Если вчитаться, Мориак не так уж ясен и прост. Он как будто послушный ревностный католик, но с неожиданно-гневными пророческими обличениями, с аскетической устремленностью, с осуждением благополучной веры и жизни, с каким-то глухим протестом против жизни вообще. Мне кажется, лояльным церковникам должно становиться не по себе, когда они читают его мрачные, тяжелые романы или пессимистическую, непримиримую книгу о «долге христианина». Можно подумать, вот-вот он сорвется в непозволительную ересь. Но в конце концов, покорное смирение побеждает.
Самые замечательные его произведения – «Тереза Декеру», «Поцелуй прокаженного», «Змеиный узел» – проникнуты особой атмосферой, удушливой, скрыто-злобной, беспощадной. Впрочем, у Мориака нет окончательно неудавшихся книг. На каждой из них отпечаток его писательской опытности, его страстного ума и воззрений, в каждой – этот сгущенно-удушливый воздух.
Обычно, его герои безвольные или дурные, жертвы и мучители, в свою очередь раздавленные собственной гнетущей одержимостью. Они живут в безобразном мире провинциальных сплетен, грубого стяжательства и злобных, тиранических отношений. Всё это усугубляется повышенной совестливостью автора, постоянным ощущением греха. Не всегда наступают раскаяние и просветление, и часто они кажутся неоправданными, особенно для человека неверующего, не прошедшего таким же путем. В подобных случаях повествование как бы чрезмерно убыстряется, и возникает досада на пропуски и недоговоренности. Зато в каждом романе между строк смутно чувствуется иной мир, суровый, чистый, без малейшей слащавости.
И вот, самое неожиданное у Мориака: вся эта сложность, многопланность и тяжесть умещается в книгах сравнительно коротких, где соблюдены безукоризненная композиция, отчетливый сюжет, нарастание, развязка, в книгах, написанных ровными, гладкими фразами, при полном почти отсутствии своеобразия в языке и стиле.
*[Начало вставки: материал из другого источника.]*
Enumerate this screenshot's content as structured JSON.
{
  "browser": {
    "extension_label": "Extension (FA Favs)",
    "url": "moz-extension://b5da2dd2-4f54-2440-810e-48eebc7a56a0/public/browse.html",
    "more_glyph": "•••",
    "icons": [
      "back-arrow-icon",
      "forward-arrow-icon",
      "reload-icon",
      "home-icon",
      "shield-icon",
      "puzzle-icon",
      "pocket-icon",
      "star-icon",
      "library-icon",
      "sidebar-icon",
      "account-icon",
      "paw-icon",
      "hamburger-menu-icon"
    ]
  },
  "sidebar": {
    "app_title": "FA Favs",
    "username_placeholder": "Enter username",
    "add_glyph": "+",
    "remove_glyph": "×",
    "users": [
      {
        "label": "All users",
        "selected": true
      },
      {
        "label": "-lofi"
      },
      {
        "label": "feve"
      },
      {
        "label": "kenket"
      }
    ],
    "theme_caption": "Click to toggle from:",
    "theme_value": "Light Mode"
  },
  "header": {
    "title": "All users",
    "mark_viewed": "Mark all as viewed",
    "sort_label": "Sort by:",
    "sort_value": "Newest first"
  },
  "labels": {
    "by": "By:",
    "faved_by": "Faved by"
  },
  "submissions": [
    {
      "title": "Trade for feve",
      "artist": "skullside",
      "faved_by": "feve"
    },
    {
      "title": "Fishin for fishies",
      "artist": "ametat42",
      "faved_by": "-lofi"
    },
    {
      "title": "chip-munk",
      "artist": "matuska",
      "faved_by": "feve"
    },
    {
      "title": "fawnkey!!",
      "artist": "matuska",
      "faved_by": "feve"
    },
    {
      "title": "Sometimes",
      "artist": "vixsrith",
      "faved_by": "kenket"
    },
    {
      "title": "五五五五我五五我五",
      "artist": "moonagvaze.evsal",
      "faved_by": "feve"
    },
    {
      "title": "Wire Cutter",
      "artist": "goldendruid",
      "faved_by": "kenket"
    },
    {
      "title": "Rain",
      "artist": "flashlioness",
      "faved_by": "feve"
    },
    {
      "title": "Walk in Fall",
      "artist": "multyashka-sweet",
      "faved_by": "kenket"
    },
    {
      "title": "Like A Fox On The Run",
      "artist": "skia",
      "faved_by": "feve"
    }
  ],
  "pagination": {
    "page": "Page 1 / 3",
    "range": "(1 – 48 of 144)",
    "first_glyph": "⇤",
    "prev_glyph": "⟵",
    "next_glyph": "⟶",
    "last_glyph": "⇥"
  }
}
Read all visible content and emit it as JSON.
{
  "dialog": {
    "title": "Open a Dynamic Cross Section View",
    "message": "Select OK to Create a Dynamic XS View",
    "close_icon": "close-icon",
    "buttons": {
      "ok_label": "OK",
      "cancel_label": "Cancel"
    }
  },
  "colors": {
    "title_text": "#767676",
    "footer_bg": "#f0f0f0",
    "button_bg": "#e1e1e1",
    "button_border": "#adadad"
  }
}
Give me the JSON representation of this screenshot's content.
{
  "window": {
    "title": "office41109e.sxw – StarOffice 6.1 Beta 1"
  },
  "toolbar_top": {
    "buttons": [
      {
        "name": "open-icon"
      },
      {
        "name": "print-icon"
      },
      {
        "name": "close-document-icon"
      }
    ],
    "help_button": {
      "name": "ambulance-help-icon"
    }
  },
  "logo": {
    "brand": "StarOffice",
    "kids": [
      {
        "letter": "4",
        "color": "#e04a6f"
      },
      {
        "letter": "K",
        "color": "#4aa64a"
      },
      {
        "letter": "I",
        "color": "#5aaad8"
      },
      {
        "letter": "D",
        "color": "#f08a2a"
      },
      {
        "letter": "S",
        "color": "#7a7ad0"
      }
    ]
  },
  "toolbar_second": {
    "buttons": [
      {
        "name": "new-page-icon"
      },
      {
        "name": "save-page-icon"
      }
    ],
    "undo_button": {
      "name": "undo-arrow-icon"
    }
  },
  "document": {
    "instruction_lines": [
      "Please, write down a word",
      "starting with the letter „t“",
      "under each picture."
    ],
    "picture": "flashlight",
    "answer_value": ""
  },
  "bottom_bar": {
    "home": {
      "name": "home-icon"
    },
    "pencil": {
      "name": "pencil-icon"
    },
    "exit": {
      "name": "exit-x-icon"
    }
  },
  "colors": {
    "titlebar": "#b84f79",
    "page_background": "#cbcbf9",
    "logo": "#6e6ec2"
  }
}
Невольно является вопрос, не есть ли это писательская ошибка, напрасное умаление себя, и не возникает ли некоторое несоответствие между тоном и содержанием, мыслью и словом, не нарушается ли цельность писательского задания и выполнения. Мы подходим к общему, неизбежному, вечному противоположению французского «сделанного» романа и «текучего», жизнеподобного, русского, отчасти также английского.
Мне пришлось однажды видеть Мориака, незадолго до его избрания в Академию. Очень высокий, худой, в меру моложавый для своих 48-ми лет, буржуазно подтянутый, с розеткой Почетного легиона, почему-то меня удивившей, воспитанный, без чрезмерной, предусмотрительной любезности, он был наиболее видным гостем того литературного салона, куда я случайно попал, и к нему постоянно, по каждому пустяку обращались. Он отмалчивался, ссылаясь на болезнь горла, и, действительно, говорил хриплым, еле слышным голосом, и вдруг оживился, когда начали спорить о Прусте. После чрезвычайных похвал, он заявил убежденно, даже запальчиво: «И все-таки Пруста нельзя считать романистом, он не осознавал того, что пишет, таково и личное мое впечатление от нескольких разговоров с ним: он был скорее “lieu de passage”». Это непереводимое французское выражение должно, по-видимому, означать среду, что угодно воспринимающую и затем бессознательно излучающую воспринятое. Мне почудилось в раздраженном его упреке осуждение той самойстихийности и «текучести», которая, быть может, Мориаку представляется чем-то вроде необузданного хаоса.
Поплавский
Кажется, никто так не умел раздражать приверженцев академизма и рутины, как неизменно раздражал их Поплавский. Но мы, его союзники и друзья, не имеем никаких оснований преуменьшать значение Поплавского и скрывать свое восхищение. Где-то у Вовенарга не без резкости сказано, что всегдашняя умеренность мнений, всегдашний страх кого-либо одобрить, кем-либо восхититься до конца, есть признак человеческой слабости. В этих словах дано определение особого литературного снобизма, и от такого трусливого снобизма Поплавский страдал, как лишь немногие, и с ним боролся сознательно и страстно.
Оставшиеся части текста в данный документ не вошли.